As President Obama gets set to meet with Congressional members today regarding the fiscal sanity of the country, we get some pretty good color commentary from White House pool reporters.

Just as President Obama spent his anniversary debating with presidential candidate Mitt Romney, we find that House speaker John Boehner is spending his birthday duling it out with President Obama.


The president's remarks come from pool reporter, Amy Gardner of The Washington Post.

PRESIDENT OBAMA:  "I want to welcome the Congressional leadership here and thank them for their time. I think we're all aware that we have some urgent business to do. We've got to make sure that taxes don't go up on middle class families, that our economy remains strong."

"That's an agenda that Democrats and Republicans and independents, people all across the country share. So our challenge is to make sure that we are able to cooperate together work together find some common ground, make some tough compromises build some consensus to do the people's business."

The president said folks are looking for "action."

"They want to see that we are focused on them not on the politics here in Washington.
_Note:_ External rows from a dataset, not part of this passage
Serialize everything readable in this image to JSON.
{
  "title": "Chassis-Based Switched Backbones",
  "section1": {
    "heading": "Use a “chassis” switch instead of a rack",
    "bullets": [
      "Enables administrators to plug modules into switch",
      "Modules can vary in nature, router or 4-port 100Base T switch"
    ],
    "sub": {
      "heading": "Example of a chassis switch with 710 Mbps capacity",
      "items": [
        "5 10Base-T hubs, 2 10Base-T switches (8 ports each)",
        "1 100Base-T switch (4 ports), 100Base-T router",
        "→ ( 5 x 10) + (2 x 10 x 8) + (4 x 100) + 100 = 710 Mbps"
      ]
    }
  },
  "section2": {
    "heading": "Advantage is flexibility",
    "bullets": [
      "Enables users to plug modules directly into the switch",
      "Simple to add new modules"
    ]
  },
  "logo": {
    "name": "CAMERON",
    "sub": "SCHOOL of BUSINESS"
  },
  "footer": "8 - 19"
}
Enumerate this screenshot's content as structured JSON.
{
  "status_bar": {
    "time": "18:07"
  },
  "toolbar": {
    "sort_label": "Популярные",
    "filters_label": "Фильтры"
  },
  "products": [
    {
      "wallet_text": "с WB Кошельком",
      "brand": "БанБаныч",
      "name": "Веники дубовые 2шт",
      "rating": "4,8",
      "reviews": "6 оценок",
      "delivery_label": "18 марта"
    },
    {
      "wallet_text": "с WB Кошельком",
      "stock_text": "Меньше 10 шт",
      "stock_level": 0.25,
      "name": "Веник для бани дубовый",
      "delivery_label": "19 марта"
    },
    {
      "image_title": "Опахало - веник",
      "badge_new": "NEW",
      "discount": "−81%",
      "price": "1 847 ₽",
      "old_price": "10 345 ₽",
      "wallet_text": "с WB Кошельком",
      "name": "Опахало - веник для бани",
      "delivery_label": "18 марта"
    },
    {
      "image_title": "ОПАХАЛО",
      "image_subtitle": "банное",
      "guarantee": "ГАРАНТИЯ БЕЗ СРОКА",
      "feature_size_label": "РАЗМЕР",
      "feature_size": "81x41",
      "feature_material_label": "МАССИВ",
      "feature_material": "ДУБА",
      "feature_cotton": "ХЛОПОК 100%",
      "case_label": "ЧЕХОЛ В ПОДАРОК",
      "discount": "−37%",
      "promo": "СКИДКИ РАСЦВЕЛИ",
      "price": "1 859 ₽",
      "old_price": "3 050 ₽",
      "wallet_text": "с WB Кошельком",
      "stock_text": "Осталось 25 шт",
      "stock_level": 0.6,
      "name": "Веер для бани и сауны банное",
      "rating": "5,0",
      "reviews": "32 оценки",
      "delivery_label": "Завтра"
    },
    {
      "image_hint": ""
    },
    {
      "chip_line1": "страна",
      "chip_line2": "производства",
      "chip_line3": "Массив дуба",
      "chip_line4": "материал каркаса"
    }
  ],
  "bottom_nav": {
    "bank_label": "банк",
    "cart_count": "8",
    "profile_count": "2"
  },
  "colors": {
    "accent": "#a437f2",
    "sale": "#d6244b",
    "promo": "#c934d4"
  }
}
My hope is this is going to be the beginning of a fruitful process that we're able to come to agreement that will reduce our deficit in a balanced way, that we will deal with some of these long-term impediments to growth and we're also going to be focusing on making sure that middle class families are able to get ahead.""And with that we're going to get to work."

In his first news conference since being re-elected, President Obama told reporters Tuesday that Americans cannont afford tax cuts for millionaires.

"And what I have told leaders privately as well as publicly is that we cannot afford to extend the Bush tax cuts for the wealthy.  What we can do is make sure that middle-class taxes don’t go up.    I think the foundation for a deal that helps the economy, creates jobs, gives consumers certainty, which means gives businesses confidence that they're going to have consumers during the holiday season -- is if we right away say 98 percent of Americans are not going to see their taxes go up; 97 percent of small businesses are not going to see their taxes go up.   If we get that in place, we are actually removing half of the fiscal cliff". 

On a cheerier note to what will sure be the opposite as the two sides meet again of this issue, the president wished Speaker Boehner a happy 63rd birthday.

"I have one more announcement to make today, which is to wish the Speaker a happy birthday. We didn't make him a cake because we didn't know how many candles we'd need."

The two laughed and shook hands, and Boehner said, "Yeah, right."

--

Congressional leaders in attendance included Secretary Tim Geithner, Speaker Boehner, The President Majority Leader Harry Reid, Chief of Staff Jack Lew, House Leader Nancy Pelosi, The Vice President Minority Leader Mitch McConnell, and National Economic Council Director Gene Sperling.